Paraskeva Clark est une féministe avant la lettre, comme de nombreuses femmes de sa génération. Dans La Peinture au Canada : des origines à nos jours (1966), Russell Harper relève incidemment que « [l]’apparition d’un très grand nombre de femmes peintres à Montréal et à Toronto est un des phénomènes les plus remarquables [des années 1930] ». Il présente Clark et Kathleen Daly comme des artistes « fort proches par l’esprit » des peintres du Groupe des Sept, mais qui « s’intéressent volontiers à des sujets plus divers ». Depuis quelques décennies, les conservateurs et les historiens de l’art canadiens s’emploient à débusquer un grand nombre d’artistes et, parmi eux, beaucoup de femmes dont l’œuvre, pour avoir été en marge de ce cadre nationaliste, a été oublié.
La critique
L’héritage artistique de Clark repose principalement sur ses œuvres socialement engagées et sa démarche moderniste des années 1930 et 1940. Dès 1937, elle est considérée comme une moderniste, membre du courant paysagiste canadien. Les critiques cherchent d’abord dans son œuvre des caractéristiques qu’ils croient attribuables à ses antécédents russes et à son expérience française, qu’ils opposent à la culture principalement anglo-saxonne du Canada. Pour Graham McInnes, Clark apporte à l’art canadien « une sensibilité innée et le talent d’imaginer des relations plastiques ». En 1950, il évoque « un sens très russe des couleurs explosives et l’amour typiquement français de la forme classique » qui se conjuguent pour produire des résultats « d’une joie contenue, intenses, mais maîtrisés ». Pegi Nicol écrit que l’art de Clark tient « de la gaieté rieuse et de la mélancolie d’une troïka ». En 1949, Andrew Bell juge la canadianité de Clark d’autant plus « remarquable » que celle-ci est au pays depuis relativement peu. En 1952, un critique la place au premier rang des femmes peintres au Canada depuis la mort d’Emily Carr.

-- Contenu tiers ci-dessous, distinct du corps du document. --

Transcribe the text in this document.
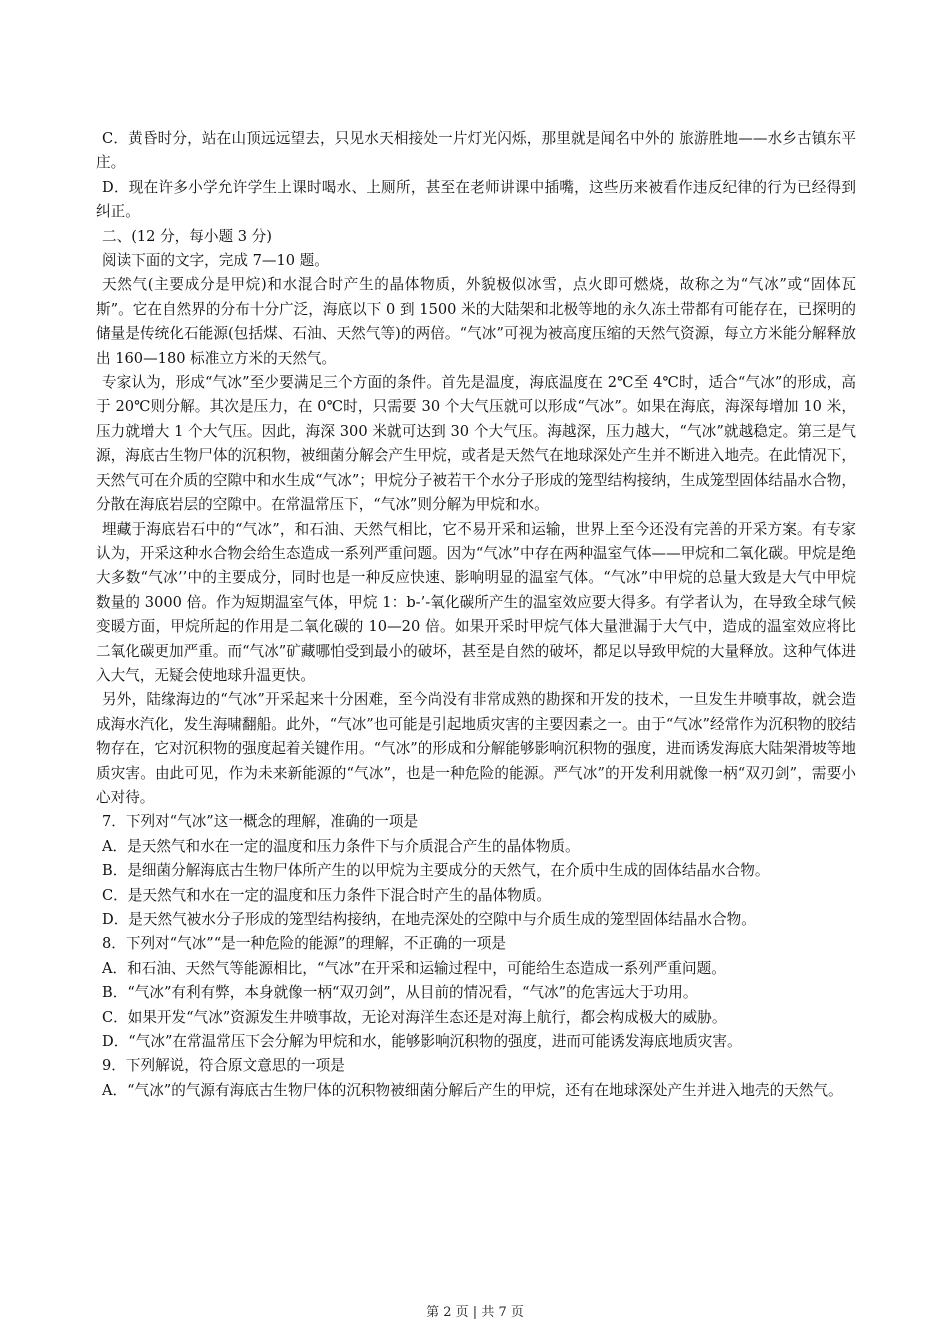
C．黄昏时分，站在山顶远远望去，只见水天相接处一片灯光闪烁，那里就是闻名中外的 旅游胜地——水乡古镇东平庄。

D．现在许多小学允许学生上课时喝水、上厕所，甚至在老师讲课中插嘴，这些历来被看作违反纪律的行为已经得到纠正。

二、(12 分，每小题 3 分)

阅读下面的文字，完成 7—10 题。

天然气(主要成分是甲烷)和水混合时产生的晶体物质，外貌极似冰雪，点火即可燃烧，故称之为“气冰”或“固体瓦斯”。它在自然界的分布十分广泛，海底以下 0 到 1500 米的大陆架和北极等地的永久冻土带都有可能存在，已探明的储量是传统化石能源(包括煤、石油、天然气等)的两倍。“气冰”可视为被高度压缩的天然气资源，每立方米能分解释放出 160—180 标准立方米的天然气。

专家认为，形成“气冰”至少要满足三个方面的条件。首先是温度，海底温度在 2℃至 4℃时，适合“气冰”的形成，高于 20℃则分解。其次是压力，在 0℃时，只需要 30 个大气压就可以形成“气冰”。如果在海底，海深每增加 10 米，压力就增大 1 个大气压。因此，海深 300 米就可达到 30 个大气压。海越深，压力越大，“气冰”就越稳定。第三是气源，海底古生物尸体的沉积物，被细菌分解会产生甲烷，或者是天然气在地球深处产生并不断进入地壳。在此情况下，天然气可在介质的空隙中和水生成“气冰”；甲烷分子被若干个水分子形成的笼型结构接纳，生成笼型固体结晶水合物，分散在海底岩层的空隙中。在常温常压下，“气冰”则分解为甲烷和水。

埋藏于海底岩石中的“气冰”，和石油、天然气相比，它不易开采和运输，世界上至今还没有完善的开采方案。有专家认为，开采这种水合物会给生态造成一系列严重问题。因为“气冰”中存在两种温室气体——甲烷和二氧化碳。甲烷是绝大多数“气冰’’中的主要成分，同时也是一种反应快速、影响明显的温室气体。“气冰”中甲烷的总量大致是大气中甲烷数量的 3000 倍。作为短期温室气体，甲烷 1：b-’-氧化碳所产生的温室效应要大得多。有学者认为，在导致全球气候变暖方面，甲烷所起的作用是二氧化碳的 10—20 倍。如果开采时甲烷气体大量泄漏于大气中，造成的温室效应将比二氧化碳更加严重。而“气冰”矿藏哪怕受到最小的破坏，甚至是自然的破坏，都足以导致甲烷的大量释放。这种气体进入大气，无疑会使地球升温更快。

另外，陆缘海边的“气冰”开采起来十分困难，至今尚没有非常成熟的勘探和开发的技术，一旦发生井喷事故，就会造成海水汽化，发生海啸翻船。此外，“气冰”也可能是引起地质灾害的主要因素之一。由于“气冰”经常作为沉积物的胶结物存在，它对沉积物的强度起着关键作用。“气冰”的形成和分解能够影响沉积物的强度，进而诱发海底大陆架滑坡等地质灾害。由此可见，作为未来新能源的“气冰”，也是一种危险的能源。严气冰”的开发利用就像一柄“双刃剑”，需要小心对待。

7．下列对“气冰”这一概念的理解，准确的一项是

A．是天然气和水在一定的温度和压力条件下与介质混合产生的晶体物质。

B．是细菌分解海底古生物尸体所产生的以甲烷为主要成分的天然气，在介质中生成的固体结晶水合物。

C．是天然气和水在一定的温度和压力条件下混合时产生的晶体物质。

D．是天然气被水分子形成的笼型结构接纳，在地壳深处的空隙中与介质生成的笼型固体结晶水合物。

8．下列对“气冰”“是一种危险的能源”的理解，不正确的一项是

A．和石油、天然气等能源相比，“气冰”在开采和运输过程中，可能给生态造成一系列严重问题。

B．“气冰”有利有弊，本身就像一柄“双刃剑”，从目前的情况看，“气冰”的危害远大于功用。

C．如果开发“气冰”资源发生井喷事故，无论对海洋生态还是对海上航行，都会构成极大的威胁。

D．“气冰”在常温常压下会分解为甲烷和水，能够影响沉积物的强度，进而可能诱发海底地质灾害。

9．下列解说，符合原文意思的一项是

A．“气冰”的气源有海底古生物尸体的沉积物被细菌分解后产生的甲烷，还有在地球深处产生并进入地壳的天然气。

第 2 页 | 共 7 页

Après les années 1960, l’histoire de l’art canadien s’écrit dans une grille d’analyse nationaliste, ce qui marginalise les artistes qui ne correspondent pas à ces critères, notamment les femmes et les membres des Premières nations. La réhabilitation de Paraskeva Clark par diverses expositions, dont Peinture canadienne des années trente (1975), à la Galerie nationale du Canada (aujourd’hui le Musée des beaux-arts du Canada), et Paraskeva Clark: Paintings and Drawings (Paraskeva Clark : peintures et dessins) à la Dalhousie Art Gallery (1982), ainsi que par le documentaire réalisé en 1982 par l’Office national du film, sous le titre Portrait of the Artist as an Old Lady (portrait de l’artiste en vieille femme), se poursuit à travers une lecture féministe de son œuvre. L’intérêt croissant envers les femmes artistes canadiennes, qui se traduit entre autres par le Réseau d’étude sur l’histoire des artistes canadiennes et par des expositions comme The Artist Herself (L’artiste par elle-même), présentée à Kingston et à Hamilton en 2015-2016, de même que Vitrine sur Paraskeva Clark, à Ottawa, en 2016, entretiennent l’héritage artistique de Clark.